Wednesday, May 21, 2014

Wednesday May 21

Our last post had us at Tjukayirla Roadhouse on the Great Central Road, some 300km from Laverton, but with few details of our journey there because finalising the post there hadn’t been part of the plan!


We left Laverton in the rain last Friday, but happily it had largely stopped by the time we reached The Pines parking bay, 120 km east. The road had been corrugated in spots for the first 84km to Cosmo Newberry, but after that it was pretty good most of the time and often very good for an unsealed road and the rain at least meant that there was no dust!

A raindrop-spattered view of the Black Oaks (Casuarina pauper) at The Pines -
not really pines at all!


After leaving The Pines we had some sunshine, which was most enjoyable and also dried the car so we could stop and duct tape the expensive cardboard anti-stone barrier to the back windscreen and let some air out of the tyres to lessen the chance of punctures from sharp rocks.
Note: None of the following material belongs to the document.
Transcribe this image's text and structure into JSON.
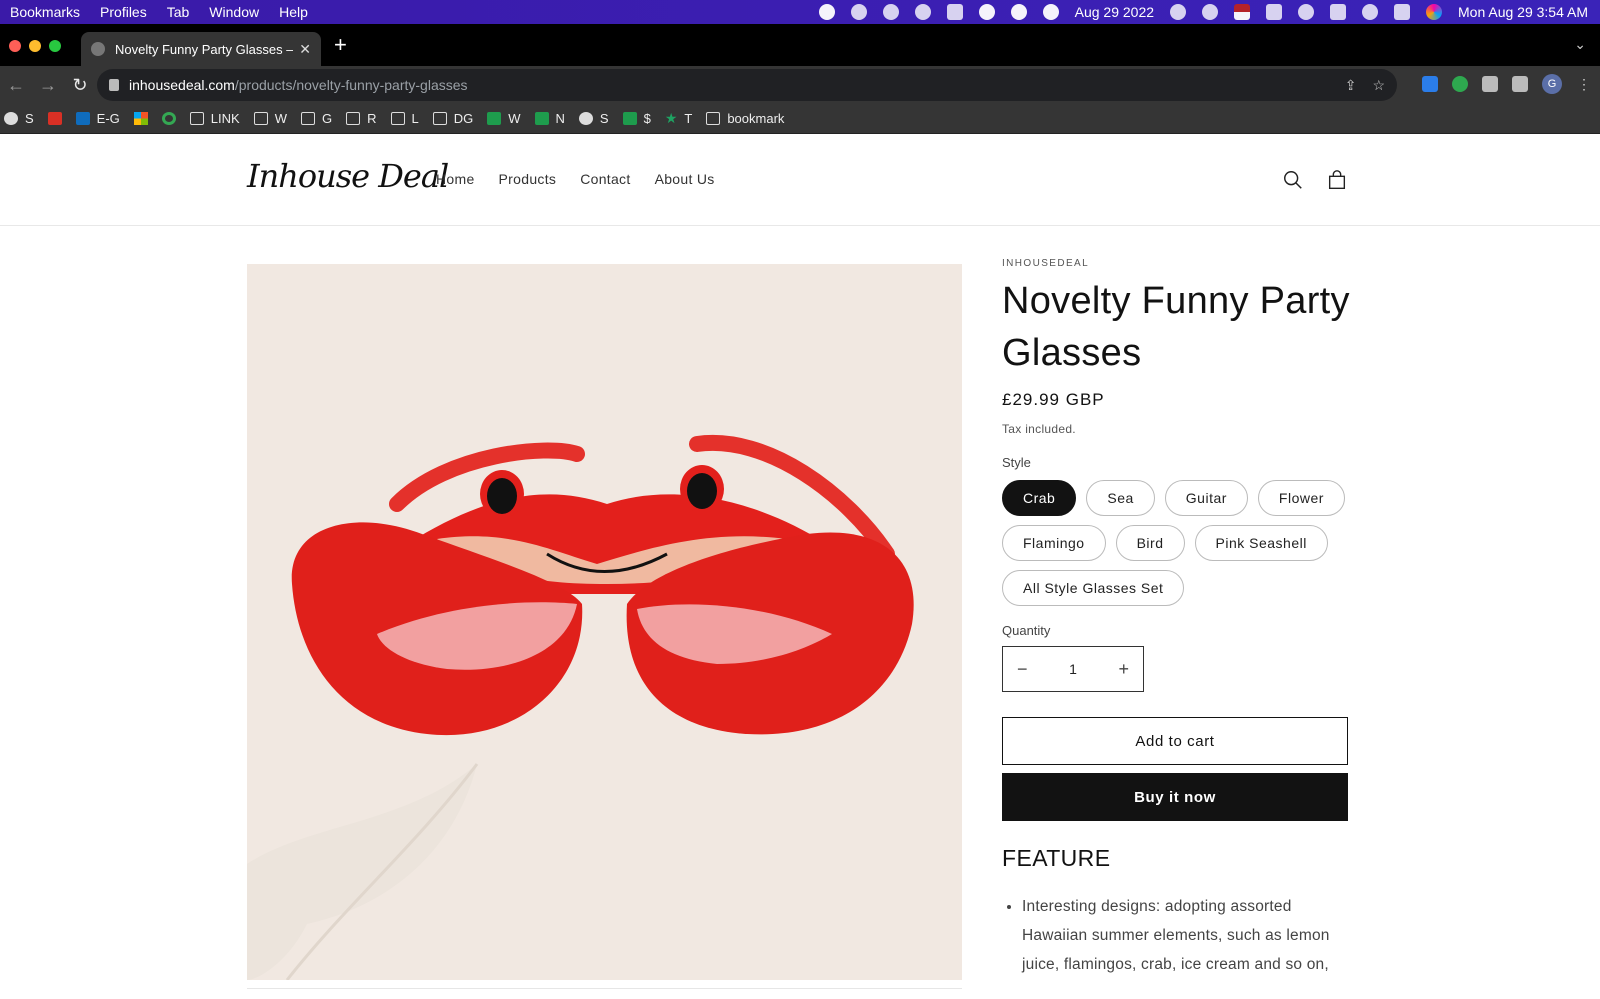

Not that there were large rocks on the road – the gravel was quite small and benign.




Marble Gums and spinifex

We were already in the Great Victoria Desert and were yet again surprised by the amount of vegetation  - mulga, spinifex, Marble Gums and the odd Desert Kurrajong. In areas which had been burnt, Native Poplars, lovely slender trees with light green leaves and white trunks were in abundance.




Native Poplar (Codonocarpus cotinifolius)
As we came closer to Tjukayirla, the rain started again – not a great surprise as the clouds ahead had been looking threatening for a while. We were now into country with sand dunes with only Black Oaks growing on them and they looked terrific.
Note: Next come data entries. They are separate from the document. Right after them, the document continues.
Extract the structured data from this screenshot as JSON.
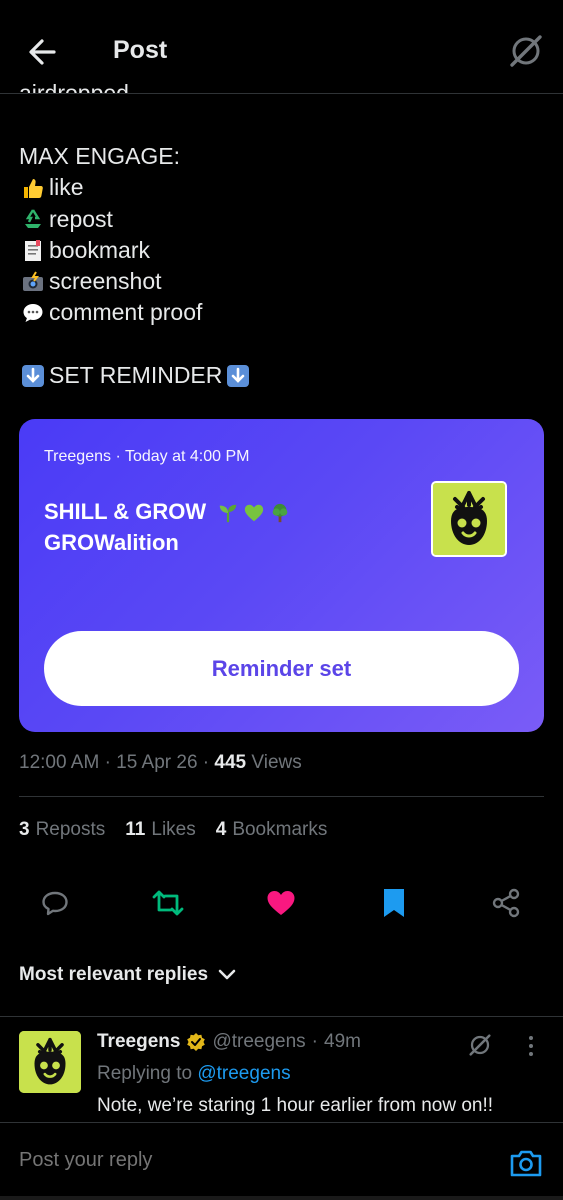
{
  "header": {
    "title": "Post",
    "back_icon": "arrow-left-icon",
    "grok_icon": "grok-slash-icon"
  },
  "post": {
    "cut_text": "airdropped",
    "heading": "MAX ENGAGE:",
    "items": [
      {
        "icon": "thumbs-up-emoji",
        "label": "like"
      },
      {
        "icon": "recycle-emoji",
        "label": "repost"
      },
      {
        "icon": "bookmark-tabs-emoji",
        "label": "bookmark"
      },
      {
        "icon": "camera-flash-emoji",
        "label": "screenshot"
      },
      {
        "icon": "speech-balloon-emoji",
        "label": "comment proof"
      }
    ],
    "reminder_line": "SET REMINDER",
    "reminder_icon": "down-arrow-emoji"
  },
  "card": {
    "host": "Treegens",
    "separator": "·",
    "time": "Today at 4:00 PM",
    "title_line1": "SHILL & GROW",
    "title_line2": "GROWalition",
    "title_emojis": [
      "seedling-emoji",
      "green-heart-emoji",
      "tree-emoji"
    ],
    "button_label": "Reminder set",
    "colors": {
      "gradient_start": "#4a3bf6",
      "gradient_end": "#7a5cf7",
      "button_text": "#5b45e8"
    }
  },
  "meta": {
    "time": "12:00 AM",
    "date": "15 Apr 26",
    "views_count": "445",
    "views_label": "Views"
  },
  "stats": {
    "reposts_count": "3",
    "reposts_label": "Reposts",
    "likes_count": "11",
    "likes_label": "Likes",
    "bookmarks_count": "4",
    "bookmarks_label": "Bookmarks"
  },
  "actions": {
    "reply_icon": "reply-bubble-icon",
    "repost_icon": "repost-icon",
    "like_icon": "heart-icon",
    "bookmark_icon": "bookmark-icon",
    "share_icon": "share-icon",
    "colors": {
      "muted": "#71767b",
      "repost": "#00ba7c",
      "like": "#f91880",
      "bookmark": "#1d9bf0"
    }
  },
  "replies_filter": {
    "label": "Most relevant replies"
  },
  "reply": {
    "name": "Treegens",
    "verified_badge": "gold-verified-icon",
    "handle": "@treegens",
    "time": "49m",
    "replying_prefix": "Replying to",
    "mention": "@treegens",
    "text": "Note, we’re staring 1 hour earlier from now on!!"
  },
  "compose": {
    "placeholder": "Post your reply",
    "camera_icon": "camera-icon"
  },
  "theme": {
    "background": "#000000",
    "text": "#e7e9ea",
    "muted": "#71767b",
    "divider": "#2f3336",
    "link": "#1d9bf0"
  }
}
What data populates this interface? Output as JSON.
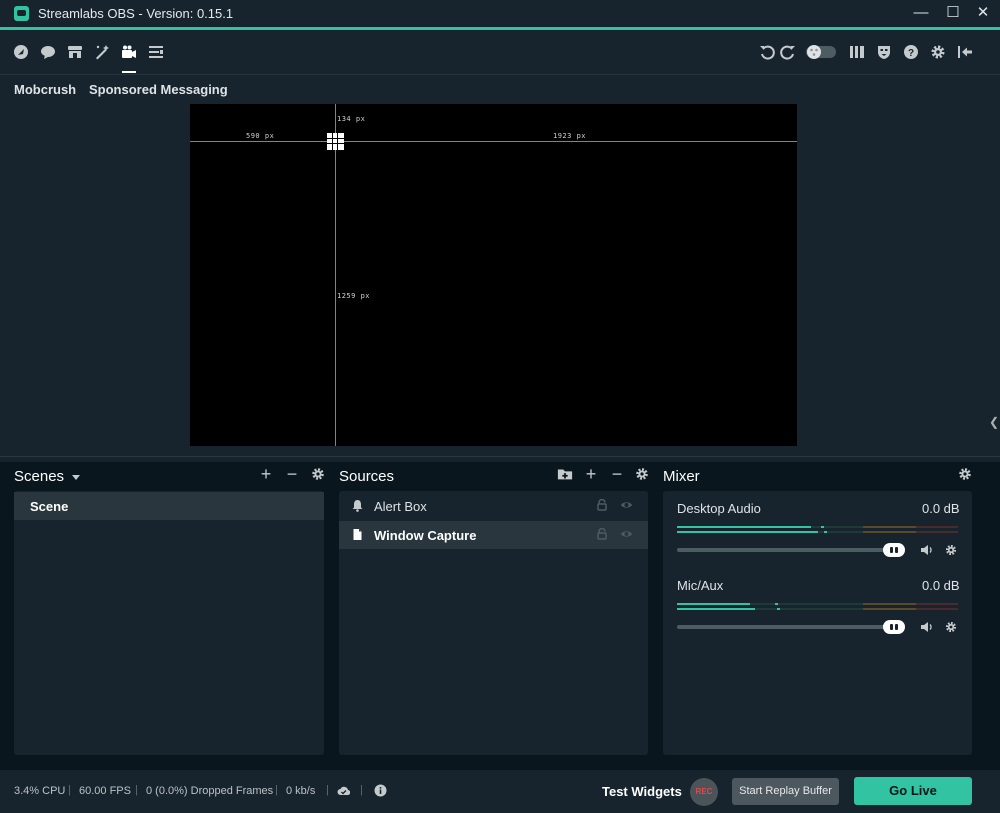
{
  "titlebar": {
    "title": "Streamlabs OBS - Version: 0.15.1",
    "minimize": "—",
    "maximize": "☐",
    "close": "✕"
  },
  "nav": {
    "left_icons": [
      "dashboard-icon",
      "chat-icon",
      "store-icon",
      "themes-icon",
      "editor-icon",
      "layout-icon"
    ],
    "active": "editor-icon",
    "right_icons": [
      "undo-icon",
      "redo-icon",
      "studio-mode-toggle-icon",
      "layout-columns-icon",
      "facemask-icon",
      "help-icon",
      "settings-icon",
      "logout-icon"
    ]
  },
  "subtabs": [
    "Mobcrush",
    "Sponsored Messaging"
  ],
  "canvas": {
    "label_top": "134 px",
    "label_left": "590 px",
    "label_right": "1923 px",
    "label_bottom": "1259 px"
  },
  "scenes": {
    "title": "Scenes",
    "items": [
      "Scene"
    ],
    "selected": "Scene"
  },
  "sources": {
    "title": "Sources",
    "items": [
      {
        "name": "Alert Box",
        "icon": "bell-icon",
        "selected": false
      },
      {
        "name": "Window Capture",
        "icon": "file-icon",
        "selected": true
      }
    ]
  },
  "mixer": {
    "title": "Mixer",
    "channels": [
      {
        "name": "Desktop Audio",
        "db": "0.0 dB",
        "volume": 1.0
      },
      {
        "name": "Mic/Aux",
        "db": "0.0 dB",
        "volume": 1.0
      }
    ]
  },
  "footer": {
    "cpu": "3.4% CPU",
    "fps": "60.00 FPS",
    "dropped": "0 (0.0%) Dropped Frames",
    "bandwidth": "0 kb/s",
    "separator": "|",
    "test_widgets": "Test Widgets",
    "rec": "REC",
    "replay": "Start Replay Buffer",
    "golive": "Go Live"
  },
  "colors": {
    "accent": "#31c3a2",
    "panel": "#17242d",
    "background": "#09161d"
  }
}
As the rain was making things quite dark and time was getting on, we decided to spend the night at the Tjukayirla campground and it was quite an exciting time as Murray was able to light his first fire of our whole trip! He was so thrilled he actually lit two fires – one in the fire pit and another in his nifty little gas bottle ‘fireplace’ on which a plough disc makes a wonderful barbeque plate!


The perfect place to enjoy a glass of wine!
We had a few spits of rain overnight and left on Saturday morning with the sky still grey. Wasn’t long before we stopped to admire this beautiful big Desert Kurrajong. These trees are well adapted for the desert – as dry conditions set in they gradually loose leaves, stop setting fruit and seeds and the roots store water and were an important water source for Aboriginal people.


The road ahead
We were not underway again for long before we were brought to a halt by a bull camel and his harem of ten in the middle of the road. Apparently they often camp on the road at night! Even though they are a very destructive feral pest, it was quite exciting to see them.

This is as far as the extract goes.